There are some people in the world that everyone recognizes and appreciates. Paul Harvey is one, and the lady that he often spoke of with such fondness as “Angel”, Lynne Cooper Harvey, was another. It is with sadness that the radio world awoke to the news that she had died due to leukemia at the age of 92. When he spoke of her on his broadcasts there was always a tone and touch that reflected a genuine love and deep respect.
There are so many fast marriages, and faster divorces in our world, and that is perhaps why the enduring working marriage of Paul Harvey and Lynne was so special. Being together for 68 years made them unique in this day and age. In addition to their personal commitment to each other, their professional work together created remarkable ratings for Paul Harvey and awards for each of them. She was a true original, and radio is better because she lived and worked in the medium.
A director, writer and editor, and the producer of her husband’s radio program, Lynne Harvey was the first producer ever inducted into the Radio Hall of Fame.
She is credited with coming up with many of the programming innovations that became her husband’s trademarks, and she influenced the development of broadcast news, both on radio and television.
Among her ideas were the concepts of including news features within hard-news broadcasts, and the humorous “kicker,” which became a Paul Harvey trademark.

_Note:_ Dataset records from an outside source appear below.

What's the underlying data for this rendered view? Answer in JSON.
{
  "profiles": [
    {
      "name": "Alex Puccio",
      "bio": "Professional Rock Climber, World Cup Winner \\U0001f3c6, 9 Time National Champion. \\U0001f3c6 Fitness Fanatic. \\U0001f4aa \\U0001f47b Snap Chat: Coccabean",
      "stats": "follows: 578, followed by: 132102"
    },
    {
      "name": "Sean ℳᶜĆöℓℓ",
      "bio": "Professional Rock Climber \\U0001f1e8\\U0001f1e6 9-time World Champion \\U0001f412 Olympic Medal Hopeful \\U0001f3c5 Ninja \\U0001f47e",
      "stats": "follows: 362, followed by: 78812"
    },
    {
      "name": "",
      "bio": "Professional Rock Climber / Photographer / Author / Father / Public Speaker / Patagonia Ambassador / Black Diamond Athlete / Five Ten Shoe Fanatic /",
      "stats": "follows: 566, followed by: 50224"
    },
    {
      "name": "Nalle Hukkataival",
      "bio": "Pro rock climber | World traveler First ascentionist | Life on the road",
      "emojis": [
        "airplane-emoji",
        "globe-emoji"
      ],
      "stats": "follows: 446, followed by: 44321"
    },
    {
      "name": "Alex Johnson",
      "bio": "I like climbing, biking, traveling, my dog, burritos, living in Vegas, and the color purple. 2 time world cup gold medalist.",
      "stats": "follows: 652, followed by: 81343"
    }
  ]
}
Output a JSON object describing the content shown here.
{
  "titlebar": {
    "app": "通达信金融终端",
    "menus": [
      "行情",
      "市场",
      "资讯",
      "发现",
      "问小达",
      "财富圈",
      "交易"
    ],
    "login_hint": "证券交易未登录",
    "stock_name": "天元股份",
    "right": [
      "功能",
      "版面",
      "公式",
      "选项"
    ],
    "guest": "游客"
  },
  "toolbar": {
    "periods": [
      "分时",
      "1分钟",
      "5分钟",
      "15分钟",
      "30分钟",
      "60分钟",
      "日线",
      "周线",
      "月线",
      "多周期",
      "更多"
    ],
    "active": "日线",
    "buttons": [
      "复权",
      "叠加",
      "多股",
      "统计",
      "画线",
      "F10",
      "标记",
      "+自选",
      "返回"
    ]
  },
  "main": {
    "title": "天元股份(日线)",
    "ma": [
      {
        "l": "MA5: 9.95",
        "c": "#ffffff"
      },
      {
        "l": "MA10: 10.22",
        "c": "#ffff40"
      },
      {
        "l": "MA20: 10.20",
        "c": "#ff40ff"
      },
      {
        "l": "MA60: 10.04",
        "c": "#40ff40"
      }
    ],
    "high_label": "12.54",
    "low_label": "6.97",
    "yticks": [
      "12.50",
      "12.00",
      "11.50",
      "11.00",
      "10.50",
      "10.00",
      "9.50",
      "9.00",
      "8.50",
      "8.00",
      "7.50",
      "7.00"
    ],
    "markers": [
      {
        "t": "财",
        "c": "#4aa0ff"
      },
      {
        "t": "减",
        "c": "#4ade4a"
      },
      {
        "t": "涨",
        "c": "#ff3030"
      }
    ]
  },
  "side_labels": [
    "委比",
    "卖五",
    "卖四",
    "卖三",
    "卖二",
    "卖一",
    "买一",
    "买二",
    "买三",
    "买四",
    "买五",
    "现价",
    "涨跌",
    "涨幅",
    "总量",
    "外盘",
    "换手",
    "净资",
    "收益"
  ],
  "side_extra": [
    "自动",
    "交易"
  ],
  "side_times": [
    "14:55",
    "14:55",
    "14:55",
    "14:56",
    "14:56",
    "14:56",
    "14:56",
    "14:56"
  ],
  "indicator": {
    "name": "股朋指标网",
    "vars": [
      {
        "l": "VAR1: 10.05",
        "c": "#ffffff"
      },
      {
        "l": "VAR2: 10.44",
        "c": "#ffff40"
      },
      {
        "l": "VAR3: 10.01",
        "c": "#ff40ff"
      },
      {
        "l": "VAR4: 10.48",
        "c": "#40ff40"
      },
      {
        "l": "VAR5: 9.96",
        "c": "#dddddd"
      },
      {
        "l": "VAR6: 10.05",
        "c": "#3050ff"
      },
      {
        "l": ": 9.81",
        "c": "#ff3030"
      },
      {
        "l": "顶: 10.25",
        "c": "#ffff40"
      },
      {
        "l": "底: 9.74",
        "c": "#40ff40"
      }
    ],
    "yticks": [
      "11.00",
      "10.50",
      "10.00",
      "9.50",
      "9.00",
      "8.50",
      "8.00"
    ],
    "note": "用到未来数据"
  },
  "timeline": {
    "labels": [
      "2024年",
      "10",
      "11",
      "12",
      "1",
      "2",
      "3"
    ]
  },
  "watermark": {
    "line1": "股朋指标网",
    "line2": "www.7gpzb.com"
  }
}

I grew up listening to Paul Harvey “stand by for news….” every weekday as a boy, and on weekends I recall many Saturdays sitting in the car with my dad hearing the Harvey broadcast as my mom shopped. I worked in radio at a station connected with ABC, and as such we had Paul Harvey on three times a day, including his remarkable and always entertaining “Rest of the Story” broadcasts.
I know I speak on behalf of a nation that sends deep-felt sympathy to Paul Harvey and the family. And we wish him a return to the airwaves when his heart allows. Knowing Paul Harvey as most of us do through the airwaves, I suspect that he needs the connection with his audience as much as we want to hear his voice and know that he is doing as well as can be expected.